His last offering, highlighting the best pugilists of north, mid and west Wales, is on sale later this month and completes a 13-year project for the Boxing News correspondent.

Starting with his native Cardiff, Jones’ work has taken in the length and breadth of the country, covering the most famous, and not so well-known, names in the Welsh fight game.

“It all started back in 2008 at the National Eisteddfod in Cardiff,” said Jones, whose books have all been published by Ashley Drake’s St David’s Press.

“I’d originally been asked to write 4,000 words on Freddie Welsh for something the University of Wales Press was doing. I couldn’t commit to that and wrote to them explaining why I was pulling out of it. Ashley was working for them at the time and saw what I’d written. He asked me to come down to the Eisteddfod for a chat and he said then he was leaving University of Wales Press to set-up on his own and would I be interested in doing anything there.

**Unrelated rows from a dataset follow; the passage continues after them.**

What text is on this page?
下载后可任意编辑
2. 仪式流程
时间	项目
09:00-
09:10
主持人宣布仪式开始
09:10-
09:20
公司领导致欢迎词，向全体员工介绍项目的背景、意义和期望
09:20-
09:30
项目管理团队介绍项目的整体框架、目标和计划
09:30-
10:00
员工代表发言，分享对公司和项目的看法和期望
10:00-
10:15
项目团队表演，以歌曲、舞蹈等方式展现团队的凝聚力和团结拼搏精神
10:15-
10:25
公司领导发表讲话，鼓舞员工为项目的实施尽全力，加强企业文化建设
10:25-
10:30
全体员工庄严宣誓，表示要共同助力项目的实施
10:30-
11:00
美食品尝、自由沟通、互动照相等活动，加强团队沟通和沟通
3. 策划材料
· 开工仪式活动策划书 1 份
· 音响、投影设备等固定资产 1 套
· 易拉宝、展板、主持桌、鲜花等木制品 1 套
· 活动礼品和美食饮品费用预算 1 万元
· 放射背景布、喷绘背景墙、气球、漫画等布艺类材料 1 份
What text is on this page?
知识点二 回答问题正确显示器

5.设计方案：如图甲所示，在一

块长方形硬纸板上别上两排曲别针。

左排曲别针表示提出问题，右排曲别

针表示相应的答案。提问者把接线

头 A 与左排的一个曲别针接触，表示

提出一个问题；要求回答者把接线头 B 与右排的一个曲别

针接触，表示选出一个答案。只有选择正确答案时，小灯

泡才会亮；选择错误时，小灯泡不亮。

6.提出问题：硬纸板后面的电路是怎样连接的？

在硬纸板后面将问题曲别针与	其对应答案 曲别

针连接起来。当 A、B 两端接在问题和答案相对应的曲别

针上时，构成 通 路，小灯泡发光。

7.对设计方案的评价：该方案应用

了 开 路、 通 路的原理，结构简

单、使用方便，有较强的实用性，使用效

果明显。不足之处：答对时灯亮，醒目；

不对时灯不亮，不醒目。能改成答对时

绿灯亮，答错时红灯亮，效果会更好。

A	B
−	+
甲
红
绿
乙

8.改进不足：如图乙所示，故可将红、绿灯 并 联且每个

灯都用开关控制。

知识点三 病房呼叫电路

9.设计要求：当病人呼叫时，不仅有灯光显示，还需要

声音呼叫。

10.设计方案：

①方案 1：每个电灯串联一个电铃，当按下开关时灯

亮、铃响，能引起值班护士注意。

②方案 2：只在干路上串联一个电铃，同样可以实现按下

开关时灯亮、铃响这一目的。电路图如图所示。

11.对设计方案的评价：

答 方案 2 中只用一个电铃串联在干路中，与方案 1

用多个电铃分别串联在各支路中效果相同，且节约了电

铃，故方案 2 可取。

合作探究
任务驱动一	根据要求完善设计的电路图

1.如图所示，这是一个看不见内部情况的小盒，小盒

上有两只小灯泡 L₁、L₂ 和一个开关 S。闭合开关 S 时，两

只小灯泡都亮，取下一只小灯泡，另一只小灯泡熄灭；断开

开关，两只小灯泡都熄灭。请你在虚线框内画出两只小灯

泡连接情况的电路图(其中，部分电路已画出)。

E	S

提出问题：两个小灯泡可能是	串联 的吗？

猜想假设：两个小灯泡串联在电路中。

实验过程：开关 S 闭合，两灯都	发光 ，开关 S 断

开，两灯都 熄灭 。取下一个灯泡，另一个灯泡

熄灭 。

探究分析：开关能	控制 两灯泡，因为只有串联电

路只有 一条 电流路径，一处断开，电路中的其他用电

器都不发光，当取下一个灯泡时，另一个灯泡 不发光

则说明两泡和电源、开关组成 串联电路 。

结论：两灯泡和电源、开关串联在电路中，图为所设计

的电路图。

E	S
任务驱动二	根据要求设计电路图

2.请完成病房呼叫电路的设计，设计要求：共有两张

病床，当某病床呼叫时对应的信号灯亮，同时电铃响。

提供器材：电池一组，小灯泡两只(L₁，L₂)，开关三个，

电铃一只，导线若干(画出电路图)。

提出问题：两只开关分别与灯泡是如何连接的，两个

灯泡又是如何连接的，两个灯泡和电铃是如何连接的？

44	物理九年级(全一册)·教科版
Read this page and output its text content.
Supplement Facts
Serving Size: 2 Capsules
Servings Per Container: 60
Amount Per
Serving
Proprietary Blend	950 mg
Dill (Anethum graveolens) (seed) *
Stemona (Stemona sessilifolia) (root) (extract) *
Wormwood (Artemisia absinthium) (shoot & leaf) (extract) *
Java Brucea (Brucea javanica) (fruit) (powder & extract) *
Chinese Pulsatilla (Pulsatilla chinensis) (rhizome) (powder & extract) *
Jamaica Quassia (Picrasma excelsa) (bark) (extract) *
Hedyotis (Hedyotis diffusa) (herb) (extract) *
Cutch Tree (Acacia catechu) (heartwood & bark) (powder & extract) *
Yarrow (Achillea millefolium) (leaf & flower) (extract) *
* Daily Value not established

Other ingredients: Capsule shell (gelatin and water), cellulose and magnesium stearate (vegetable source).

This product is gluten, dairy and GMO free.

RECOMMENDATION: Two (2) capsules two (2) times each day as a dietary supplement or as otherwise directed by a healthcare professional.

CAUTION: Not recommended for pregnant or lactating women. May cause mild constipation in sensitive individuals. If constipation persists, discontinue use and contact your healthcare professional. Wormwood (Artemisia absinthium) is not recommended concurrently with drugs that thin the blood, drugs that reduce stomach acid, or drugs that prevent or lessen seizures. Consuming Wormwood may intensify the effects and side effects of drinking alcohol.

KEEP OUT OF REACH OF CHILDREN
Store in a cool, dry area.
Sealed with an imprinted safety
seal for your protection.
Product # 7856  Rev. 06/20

“I’d had the idea for The Boxers of Wales for a long time, it would focus on those fighters who had won British titles or better. I’d done two or three chapters but put it on the backburner after trying to sell it to the London media before being told it’s too parochial.

“I offered it to Ashley and at that stage I was only doing the one book, so I opened it up to Welsh champions, but I wasn’t expecting there would be seven volumes.

“This last one was probably more difficult to do than the others because Covid meant I couldn’t get around the country to talk to people, it’s all been on the phone.

“But I’ve had a lot of help from the families of the boxers and it has worked out pretty well.”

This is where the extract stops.